About this website

This website aims to provide a stable repository for the virus fossil record. We provide data and bioinformatic tools for working with the data. We also post short articles describing our research, and discussing recent advances in the field of viral evolution.

The website is allied to a bioinformatic 'pipeline' for screening genome sequences in silico. Our goal is to provide a comprehensive fossil record for the reference EVEs in our libraries by creating MSAs that incorporate all homologous loci identified by screening.

The EVE reference sequence libraries

We provide paleovirus reference sequences for retroviruses here. Reference sequences for non-retroviral paleoviruses will be provided in the near future. Our reference sequences are provided in our native format (GLUE) and also as FASTA sequences. The current version of the ERV reference sequence library (2013-05-25) is a development version that is under consolidation during April 2013. It includes previously published consensus sequences, as well as 'reference' loci/isolates selected to represent particular retroviral lineages. Our ultimate goal is to provide estimated ancestral sequences for ERV lineages that have sufficiently high copy number.

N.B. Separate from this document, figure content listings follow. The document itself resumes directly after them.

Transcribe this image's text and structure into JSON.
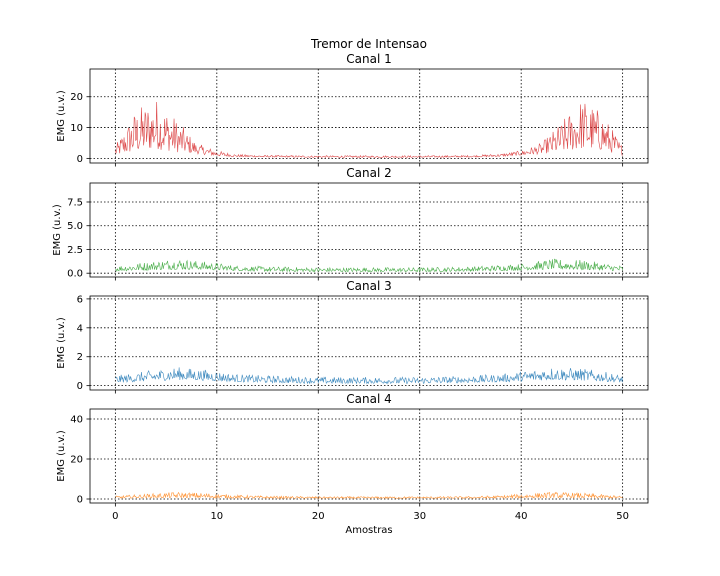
{
  "figure": {
    "title": "Tremor de Intensao"
  },
  "chart_data": [
    {
      "type": "line",
      "title": "Canal 1",
      "xlabel": "",
      "ylabel": "EMG (u.v.)",
      "color": "#d62728",
      "xlim": [
        -2.5,
        52.5
      ],
      "ylim": [
        -1.5,
        29
      ],
      "yticks": [
        0,
        10,
        20
      ],
      "xticks": [
        0,
        10,
        20,
        30,
        40,
        50
      ],
      "grid": true,
      "envelope": {
        "x": [
          0,
          2,
          4,
          6,
          8,
          10,
          12,
          15,
          20,
          25,
          30,
          35,
          38,
          40,
          42,
          44,
          46,
          48,
          50
        ],
        "low": [
          1,
          2,
          3,
          2,
          1.5,
          0.8,
          0.5,
          0.4,
          0.3,
          0.3,
          0.3,
          0.4,
          0.6,
          1,
          1.5,
          2,
          3,
          2.5,
          1
        ],
        "high": [
          4,
          16,
          20,
          13,
          5,
          2.5,
          1.3,
          1,
          0.9,
          0.9,
          0.9,
          1,
          1.5,
          2.5,
          5,
          12,
          20,
          15,
          4
        ]
      }
    },
    {
      "type": "line",
      "title": "Canal 2",
      "xlabel": "",
      "ylabel": "EMG (u.v.)",
      "color": "#2ca02c",
      "xlim": [
        -2.5,
        52.5
      ],
      "ylim": [
        -0.4,
        9.5
      ],
      "yticks": [
        0.0,
        2.5,
        5.0,
        7.5
      ],
      "xticks": [
        0,
        10,
        20,
        30,
        40,
        50
      ],
      "grid": true,
      "envelope": {
        "x": [
          0,
          3,
          6,
          9,
          12,
          15,
          20,
          25,
          30,
          35,
          38,
          40,
          43,
          46,
          48,
          50
        ],
        "low": [
          0.2,
          0.3,
          0.4,
          0.35,
          0.25,
          0.2,
          0.15,
          0.15,
          0.15,
          0.2,
          0.25,
          0.3,
          0.4,
          0.35,
          0.3,
          0.2
        ],
        "high": [
          0.8,
          1.2,
          1.6,
          1.2,
          0.8,
          0.7,
          0.6,
          0.6,
          0.6,
          0.7,
          0.9,
          1.0,
          1.5,
          1.4,
          1.1,
          0.8
        ]
      }
    },
    {
      "type": "line",
      "title": "Canal 3",
      "xlabel": "",
      "ylabel": "EMG (u.v.)",
      "color": "#1f77b4",
      "xlim": [
        -2.5,
        52.5
      ],
      "ylim": [
        -0.3,
        6.2
      ],
      "yticks": [
        0,
        2,
        4,
        6
      ],
      "xticks": [
        0,
        10,
        20,
        30,
        40,
        50
      ],
      "grid": true,
      "envelope": {
        "x": [
          0,
          3,
          6,
          9,
          12,
          15,
          20,
          25,
          30,
          35,
          38,
          40,
          43,
          46,
          48,
          50
        ],
        "low": [
          0.2,
          0.3,
          0.4,
          0.35,
          0.25,
          0.2,
          0.15,
          0.15,
          0.15,
          0.2,
          0.25,
          0.3,
          0.4,
          0.35,
          0.3,
          0.2
        ],
        "high": [
          0.7,
          1.0,
          1.3,
          1.1,
          0.8,
          0.7,
          0.6,
          0.6,
          0.6,
          0.7,
          0.8,
          1.0,
          1.3,
          1.2,
          1.0,
          0.7
        ]
      }
    },
    {
      "type": "line",
      "title": "Canal 4",
      "xlabel": "Amostras",
      "ylabel": "EMG (u.v.)",
      "color": "#ff7f0e",
      "xlim": [
        -2.5,
        52.5
      ],
      "ylim": [
        -2,
        45
      ],
      "yticks": [
        0,
        20,
        40
      ],
      "xticks": [
        0,
        10,
        20,
        30,
        40,
        50
      ],
      "grid": true,
      "envelope": {
        "x": [
          0,
          3,
          6,
          9,
          12,
          15,
          20,
          25,
          30,
          35,
          38,
          40,
          43,
          46,
          48,
          50
        ],
        "low": [
          0.3,
          0.5,
          0.6,
          0.5,
          0.4,
          0.3,
          0.3,
          0.3,
          0.3,
          0.3,
          0.4,
          0.5,
          0.6,
          0.5,
          0.4,
          0.3
        ],
        "high": [
          1.5,
          2.5,
          3.5,
          3,
          2,
          1.5,
          1.2,
          1.2,
          1.2,
          1.3,
          1.8,
          2.5,
          3.5,
          3,
          2.2,
          1.5
        ]
      }
    }
  ]
}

Representing the fossil history of EVE lineages

Our approach to organization of the sequence data that comprise the virus fossil record is based on the use of a framework developed in our lab, called GLUE (Genes Linked by their Underlying Evolution). In the GLUE framework, multiple sequence alignments (MSAs) are generated against standard 'reference sequences', and the positions and sequences of insertions relative to the reference sequence are spliced out and stored in tables. This approach expedites the progressive assembly of paleovirus MSAs, and circumvents many of the problems encountered when MSAs contain pseudogenes and large indels.